There was still a trailing snake carved deeply through the sand where the flood waters had been, but the river had almost dried up.
What I did find was one of these little “houses” made out of driftwood on the beach. Although it wasn’t anything like approaching a proper house, and was little more than a handful of sticks thrown together, it spoke promise to me…hope, optimism, new beginnings.
Then, I noticed a wedding taking place further down the beach. How exciting was that. Not only were the bride and groom celebrating their big day and promising to love each other through it all, they had a dry wedding and glorious sunshine. They must’ve been deliriously happy, amazed and grateful.
However, that wedding is but a bright spark in an uncertain world. Lately, I’ve really been wishing I could wave my magic wand over the Earth and just make everything better. End this dreadful invasion of the Ukraine. Magically restore homes, businesses and lives lost during our extreme flooding here in NSW and Queensland. Getting rid of covid is another aspiration. Wouldn’t it be wonderful to be a miracle worker?!!

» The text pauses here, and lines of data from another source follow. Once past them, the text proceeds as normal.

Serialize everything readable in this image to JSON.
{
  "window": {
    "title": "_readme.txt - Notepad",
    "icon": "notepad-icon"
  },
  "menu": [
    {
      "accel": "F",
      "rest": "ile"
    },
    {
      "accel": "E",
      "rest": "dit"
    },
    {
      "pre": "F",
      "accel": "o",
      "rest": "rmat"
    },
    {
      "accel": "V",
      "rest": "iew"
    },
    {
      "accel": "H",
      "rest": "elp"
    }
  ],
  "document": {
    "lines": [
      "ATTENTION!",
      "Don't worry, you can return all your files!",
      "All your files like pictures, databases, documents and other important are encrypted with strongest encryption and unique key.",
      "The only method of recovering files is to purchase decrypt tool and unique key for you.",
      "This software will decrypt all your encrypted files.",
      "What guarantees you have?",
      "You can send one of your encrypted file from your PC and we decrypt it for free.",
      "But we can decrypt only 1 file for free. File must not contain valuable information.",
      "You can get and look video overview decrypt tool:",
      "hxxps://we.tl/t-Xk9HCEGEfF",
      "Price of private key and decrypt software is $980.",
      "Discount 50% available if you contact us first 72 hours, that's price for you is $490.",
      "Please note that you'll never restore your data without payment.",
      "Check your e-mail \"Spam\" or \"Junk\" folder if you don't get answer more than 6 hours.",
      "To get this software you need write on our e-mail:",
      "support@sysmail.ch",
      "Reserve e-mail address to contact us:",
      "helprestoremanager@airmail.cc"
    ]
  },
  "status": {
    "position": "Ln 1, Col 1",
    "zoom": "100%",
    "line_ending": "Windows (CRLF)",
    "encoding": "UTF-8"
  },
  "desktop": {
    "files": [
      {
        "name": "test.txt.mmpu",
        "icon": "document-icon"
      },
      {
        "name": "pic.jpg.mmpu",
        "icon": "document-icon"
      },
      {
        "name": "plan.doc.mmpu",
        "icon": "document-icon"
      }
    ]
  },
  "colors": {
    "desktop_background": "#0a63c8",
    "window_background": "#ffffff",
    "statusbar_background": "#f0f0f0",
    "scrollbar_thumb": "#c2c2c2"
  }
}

Meanwhile, I’m back home and Zac is sleeping on my lap, and the troubles of the world seem very far away, and yet our son is coughing and our daughter is staying overnight at her friend’s 18th. Potential trouble is never far away, even if it doesn’t actually knock on your door. However, hope is also there as well, often to be found in the little things, especially at first, and so it can be so easy be missed.
How are you going in your neck of the woods? I hope you are doing well, and thank you for popping in.